The beleaguered father said to me, “As a parent, you feel like you have no chance to help your kid. It’s just you against this whole wide world.”
Yep. The blessings of liberty, I guess, include watching helplessly as your children’s minds and bodies are stolen by Disney, woke educrats, and the media. If this what democracy has become in the West, no wonder much of the rest of the world is skeptical. The Western democracies have become societies where the anti-liberal ideology of wokeness has become the successor ideology to liberalism, but people like Applebaum speak and write as if nothing has changed. The dispossession and marginalization of large numbers of people on the basis of their race, or their moral or religious opinions, is of no matter. For example, Applebaum says conservative opposition to Critical Race Theory signifies a conviction that “schoolchildren should not be taught the history of racism in America” — an incredible claim, but typical of the blindness even an intelligent, sophisticated observer like herself has to the radicalization of what used to be liberal culture. I am a small-d democrat, for sure, but if democracy means having to surrender yourself and your family to what Paul Kingsnorth rightly calls The Machine, then to hell with it. Kingsnorth:
Out in the world, the rebellion against God has become a rebellion against everything: roots, culture, community, families, biology itself. Machine progress—the triumph of the Nietzschean will—dissolves the glue that once held us.

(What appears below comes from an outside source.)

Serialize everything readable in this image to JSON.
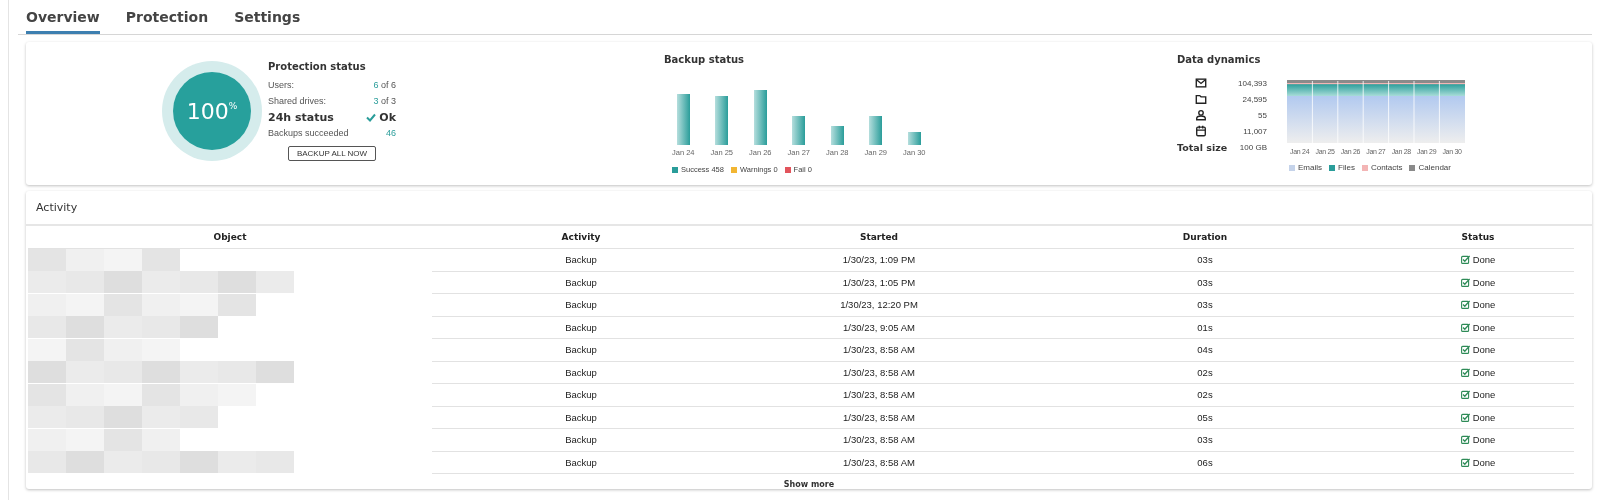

Fires are set around the supporting pillars of the culture by those charged with guarding it, urged on by an ascendant faction determined to erase the past, abuse their ancestors, and dynamite their cultural inheritance, the better to build their earthly paradise on terra nullius.
I do not see the rival ideologies, or autocracies, as ideals or leaders worth following. But what would Applebaum have us defend? What culture, what civilization? What order are they fighting for? Seriously, I do not understand these people, these Davos Men And Women, but I do know this: their wars are not my wars. They want to invade the world, eternally. And they never, ever learn.